CHAPTER IV

I TAKE THE PLUNGE

I have never been so old as I was during my first three or four years in London. It is, or at any rate it used to be, a common delusion of youth that the mantle of years has descended upon its shoulders. In my case the shoulders could have carried a large mantle. I was tall and big framed, earning my living in a foreign country, where, by the way, I felt completely at home; my habits of thought were far beyond those which custom fixes for the 'teens, and all my associates were older than myself, most of them much older. In the work which circumstances and I laid out, youth was by others supposed to be a disadvantage, so that it might have been natural had I assumed the merit of a maturity which I did not possess. But I was not compelled to assume it. It was attributed to me. Nobody supposed that I was under nineteen. I was supposed to be at least half a dozen years older.

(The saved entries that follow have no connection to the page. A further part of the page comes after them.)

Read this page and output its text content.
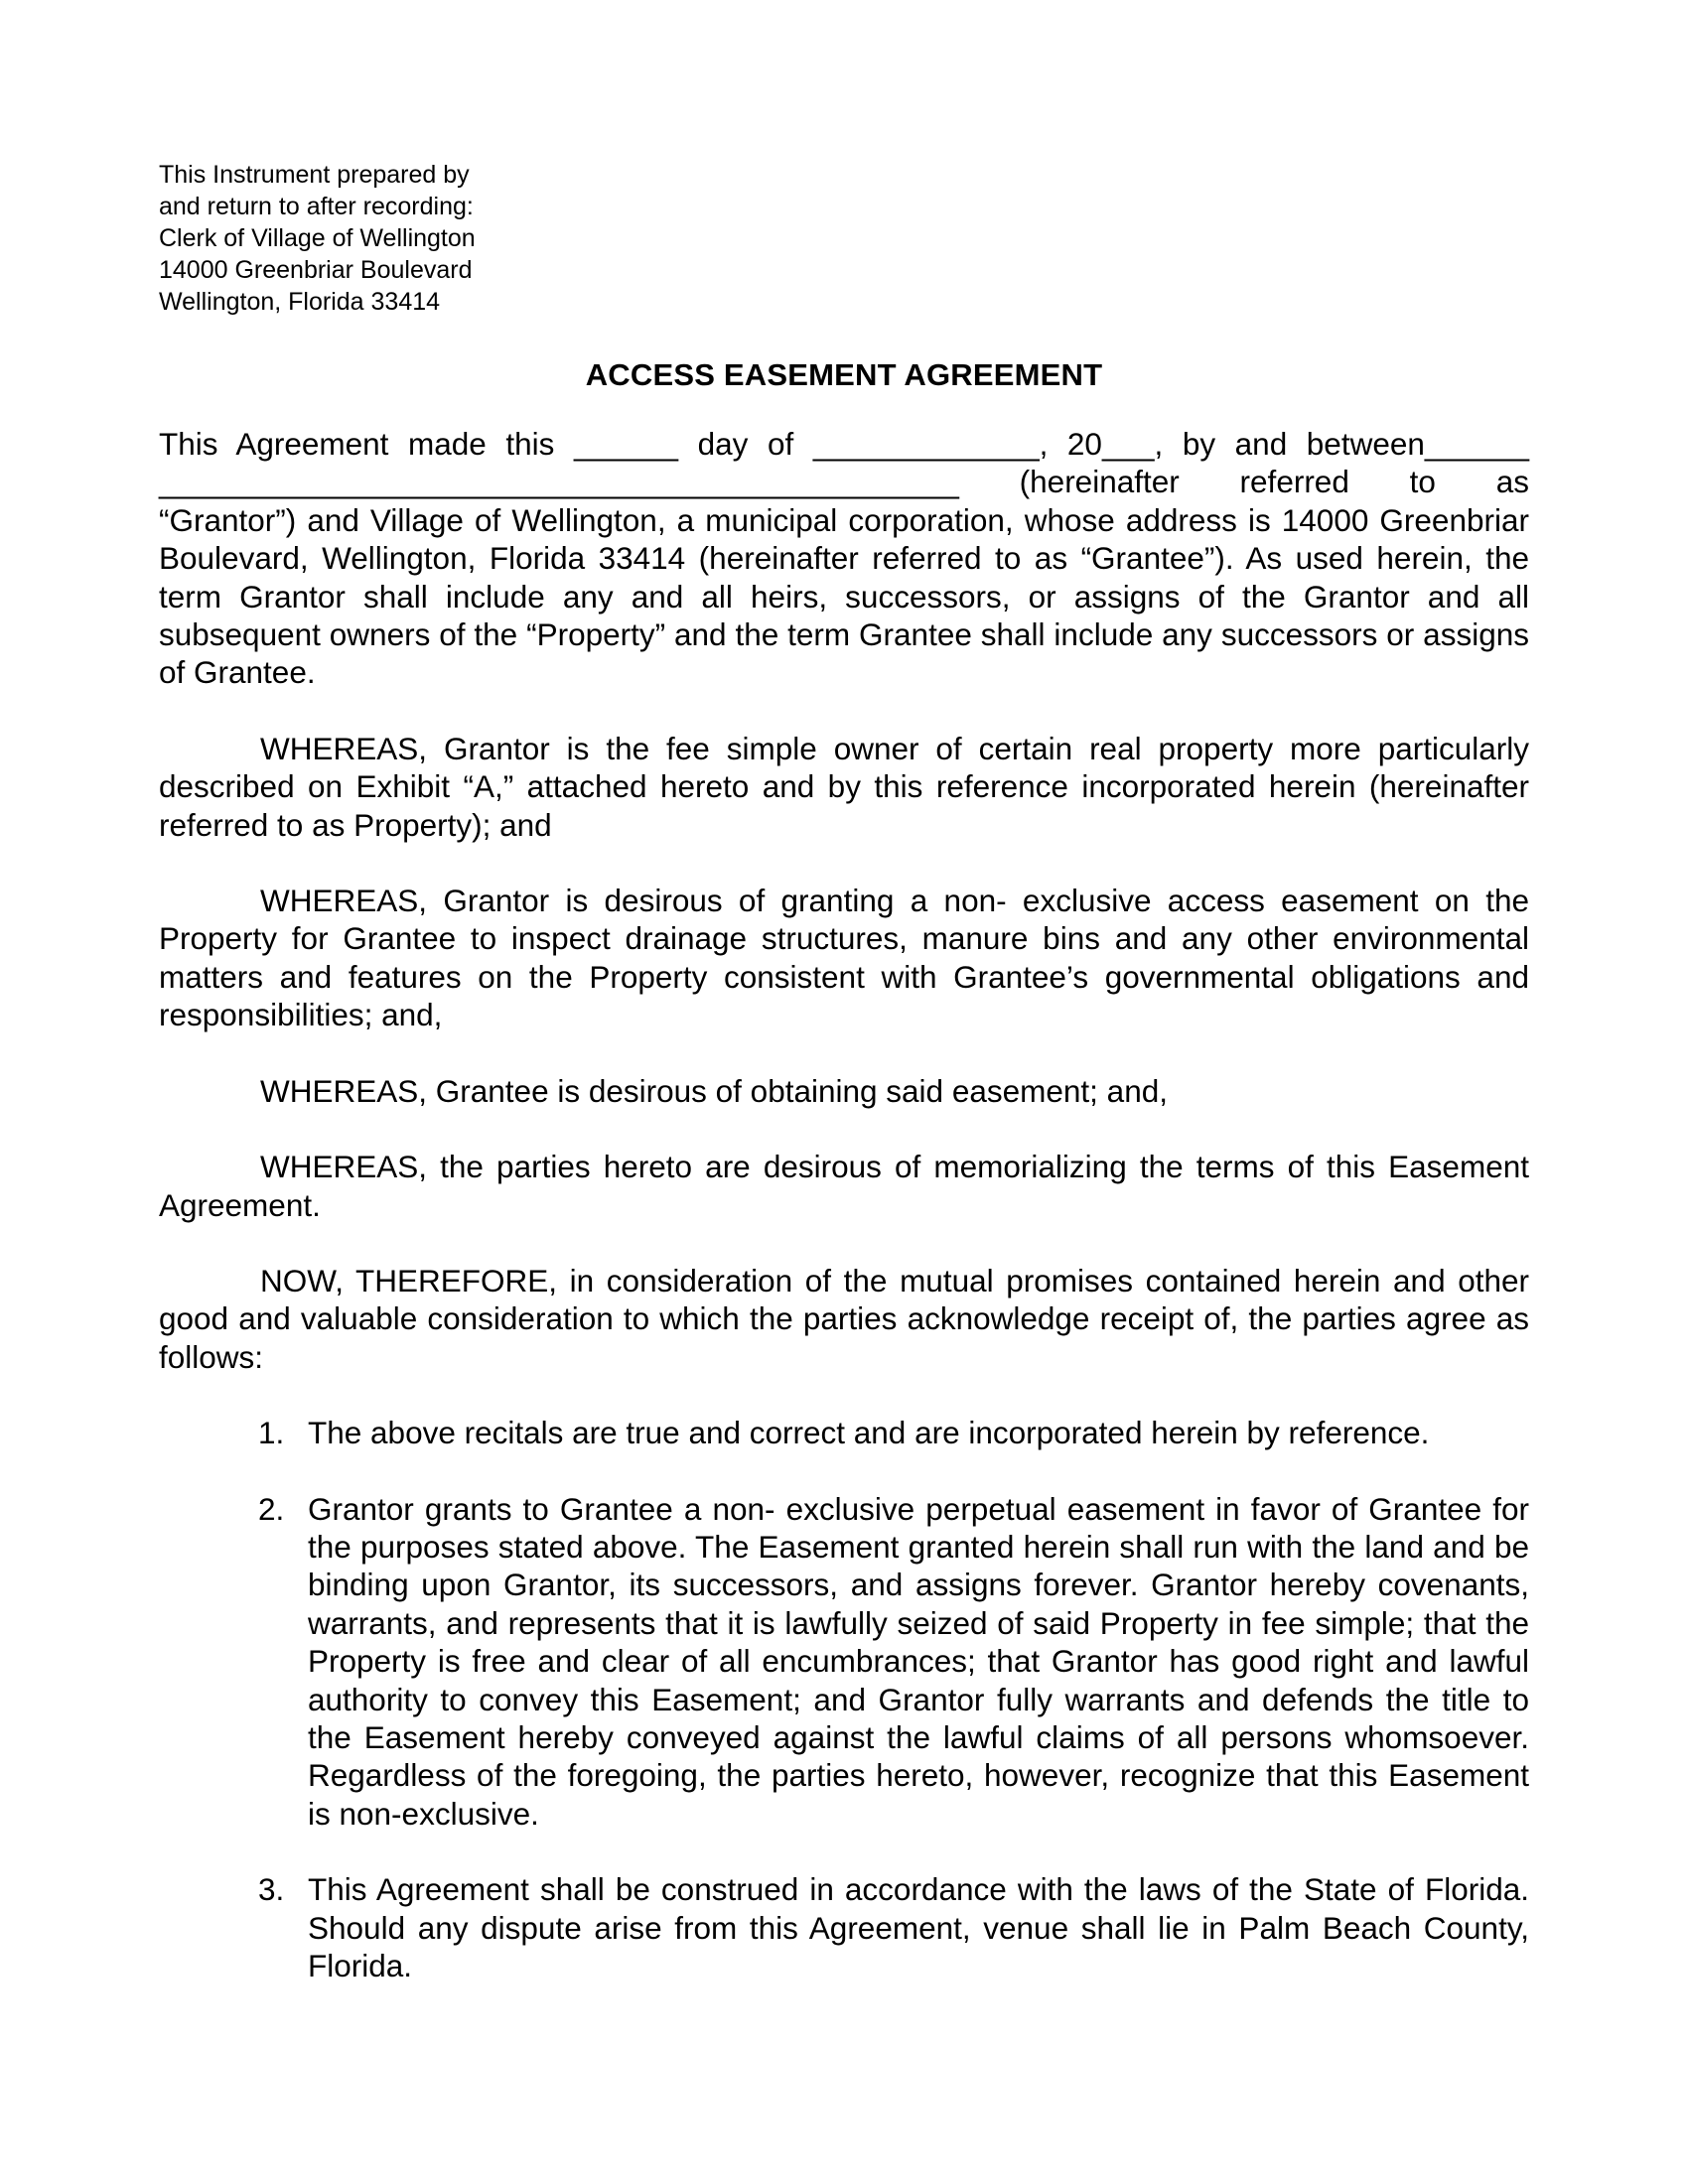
This Instrument prepared by
and return to after recording:
Clerk of Village of Wellington
14000 Greenbriar Boulevard
Wellington, Florida 33414
ACCESS EASEMENT AGREEMENT
This Agreement made this ______ day of _____________, 20___, by and between______
______________________________________________ (hereinafter referred to as
“Grantor”) and Village of Wellington, a municipal corporation, whose address is 14000 Greenbriar Boulevard, Wellington, Florida 33414 (hereinafter referred to as “Grantee”). As used herein, the term Grantor shall include any and all heirs, successors, or assigns of the Grantor and all subsequent owners of the “Property” and the term Grantee shall include any successors or assigns of Grantee.

WHEREAS, Grantor is the fee simple owner of certain real property more particularly described on Exhibit “A,” attached hereto and by this reference incorporated herein (hereinafter referred to as Property); and

WHEREAS, Grantor is desirous of granting a non- exclusive access easement on the Property for Grantee to inspect drainage structures, manure bins and any other environmental matters and features on the Property consistent with Grantee’s governmental obligations and responsibilities; and,

WHEREAS, Grantee is desirous of obtaining said easement; and,

WHEREAS, the parties hereto are desirous of memorializing the terms of this Easement Agreement.

NOW, THEREFORE, in consideration of the mutual promises contained herein and other good and valuable consideration to which the parties acknowledge receipt of, the parties agree as follows:

1. The above recitals are true and correct and are incorporated herein by reference.
2. Grantor grants to Grantee a non- exclusive perpetual easement in favor of Grantee for the purposes stated above. The Easement granted herein shall run with the land and be binding upon Grantor, its successors, and assigns forever. Grantor hereby covenants, warrants, and represents that it is lawfully seized of said Property in fee simple; that the Property is free and clear of all encumbrances; that Grantor has good right and lawful authority to convey this Easement; and Grantor fully warrants and defends the title to the Easement hereby conveyed against the lawful claims of all persons whomsoever. Regardless of the foregoing, the parties hereto, however, recognize that this Easement is non-exclusive.
3. This Agreement shall be construed in accordance with the laws of the State of Florida. Should any dispute arise from this Agreement, venue shall lie in Palm Beach County, Florida.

My first editor was George Parsons Lathrop, of the Boston Courier. He was a son-in-law of Nathaniel Hawthorne, and he achieved the honour of editing my copy by the alacrity with which he published it for nothing. As the suggestion was my own the acceptance of non-compensated work was entirely fair. If his paper could stand it, I could. I wanted practise, and Lathrop wanted copy. He was perfectly willing that I should practise in his columns. I did n't know him from Adam, but had written to him enclosing a "London Letter" which solicited his acceptance on gratuitous terms. Beneath my generosity was a design. Not only did I need practice but I wanted to be known as the London Correspondent of an American paper, in order to have the entrée at theatres, concerts, political gatherings, and other public functions. After sufficient practice with Lathrop, I would endeavour to sell copy in other quarters. The plan succeeded.

When the period of gratuitous service had stretched far enough, a Boston journal of much interest and overwhelming respectability, deigned graciously to pay five dollars a letter for my London "stuff." The magnitude of this offer did not shock me, but five dollars meant a sovereign, and the addition of twenty shillings to one's weekly income suggested wealth to a young scribbler in London. Three or four letters had been despatched when, one evening, an expensive acquaintance who had rooms above mine, near Queen Square, dropped in at my snug chambers and spun a yarn. He had "seen Leighton, you know, President of the Royal Academy, good sort, dev'lish good fellow. What do you suppose he 's done now? Taken up a sculptor in Paris, French of course, poor as I am, poorer, if it 's possible to be poorer than I am, and has had a piece of the chap's work sent over here for exhibit at the Academy. Sculptor could n't send it. No money. Not even a studio. Devilled for years in other men's studios. Leighton saw, says fellow must become known in London. Got artist chaps to pay expenses of sending over. Good fellow, Leighton. Go see it, you! Press Day—Royal Academy—next week. Forgot French chap's name!"

This brought to my recollection the fact that in Paris, the previous Easter, when haunting Bohemia with a pack of student friends, I had heard of a needy sculptor who was doing things of strange power, and was hard up because he would not work in accepted forms, but persisted in carving things that nobody wanted. And who, in those days, would buy sculpture from an "artist unknown"? My friends promised that I should meet the man, but I was called away from Paris before this could be arranged.

I went to the Royal Academy on Press Day, and saw the specimen of the "new man's" work. I was quite alone with it. One is always sure to be alone in the Statuary Room of the Royal Academy. An article came out of the silence. It went to my five-dollar editor. He responded with this note:

"Sorry we can't pay for any more of your letters. We printed the last one, but, really, we don't want articles about unknown sculptors, especially French ones."

The unknown sculptor, whose name, of course, I gave, was Auguste Rodin!